Mazda's small crossover is the CX-5. Playing in an intensely competitive segment (Toyota RAV4, Honda CR-V, Nissan Rogue, Hyundai Tucson, Kia Sportage, Ford Escape, Chevy Equinox, Jeep Cherokee, Volkswagen Tiguan and others), it needs to stand out, and does...if you equip it right.
2015 Mazda CX-5. |
Of all the small crossovers we've driven, the CX-5 is the one most like an eager puppy. It wants to play. As with the Mazda 3, Mazda 6 and MX-5 Miata, handling is its strong suit. This is a sport sedan in cute-ute clothing.
2015 Mazda CX-5 interior. |
The one we drove was the top-of-the-line Grand Touring FWD. Base price $27,970. The all-wheel-drive model costs a bit more and takes mileage down to 24 city/30 highway. We covered standard features with the link two paragraphs up. As for optional equipment, it had a cargo mat ($60), a rear bumper guard ($100), door sill trim plates ($125), and the Grand Touring Tech Package ($1,425), which gets you an in-dash TomTom navigation system, HID auto-leveling headlamps, adaptive front lighting, smart city brake support and an auto-dimming mirror with HomeLink.
Frankly, I'd save the $1,425, skip the Grand Touring Tech Package and forfeit the good stuff within just to never have to deal with the TomTom in-dash nav again. It is as user-unfriendly and featureless when compared to other cars' nav systems as can be imagined...and then some. I frankly gave up on it, pulled over and used Google Maps on my cell phone during a quick 10-hour round trip from Folsom to San Francisco to sightsee and have dinner with Navigator, her two daughters and her visiting niece and niece's boyfriend.
Dinner? Well, that was at the Tonga Room in the Fairmont Hotel on Nob Hill. And I could regale you with the history of the place, but Anthony Bourdain did it so well on Travel Channel's "The Layover", I'll just let you see for yourself by clicking here.

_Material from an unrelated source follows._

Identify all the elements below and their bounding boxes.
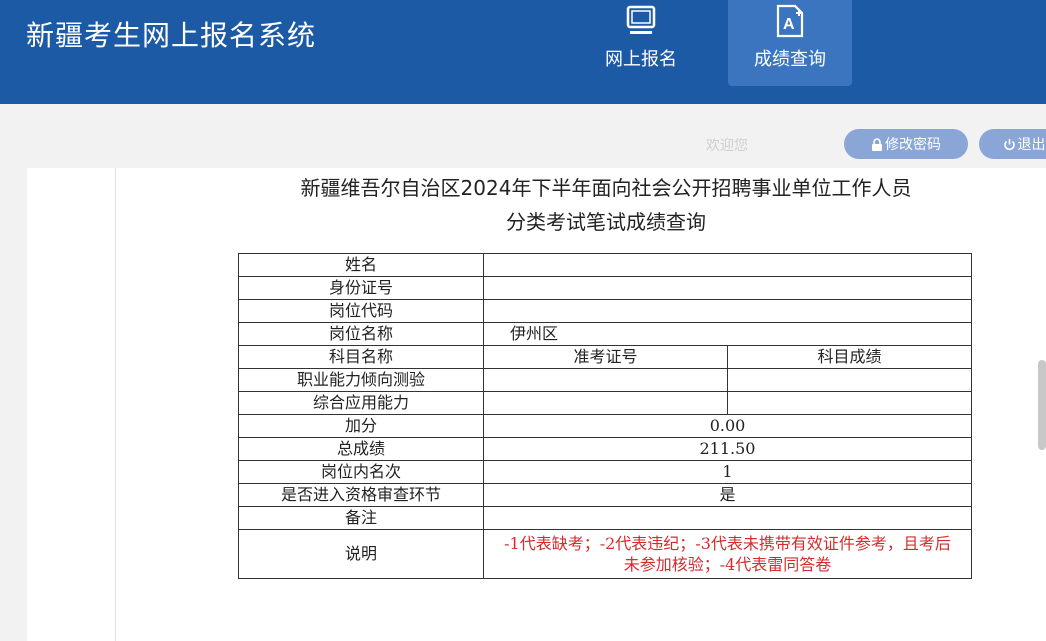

San Francisco is the perfect city for a small crossover...crowded, narrow-ish streets, lots of traffic...but truth be told, we parked the CX-5 and walked. And that was the best test of all.
The White House Department Store, San Francisco, early 1900s. |
More than 100 years ago, The White House opened. An elegant, turn-of-the-last-century multi-story department store. It closed, and San Francisco, not being Los Angeles, didn't bulldoze it and replace it with a strip mall. They repurposed it.
The White House building today. |
The ground floor is still retail, including Banana Republic, but everything from floors 3 on up? That's a parking garage. Yep, where ladies once lunched in The White House Tea Room, cars are now packed in like sardines. There is a valet, but if you're coming back to your car after a certain hour (as we were, at 11 p.m. after much dining and celebrating), he'll tell you to park it yourself. In spaces like this:
Inside the White House Parking Garage. |
The CX-5 stands as our favorite small crossover. You're doing yourself a disservice if you don't at least take a test drive.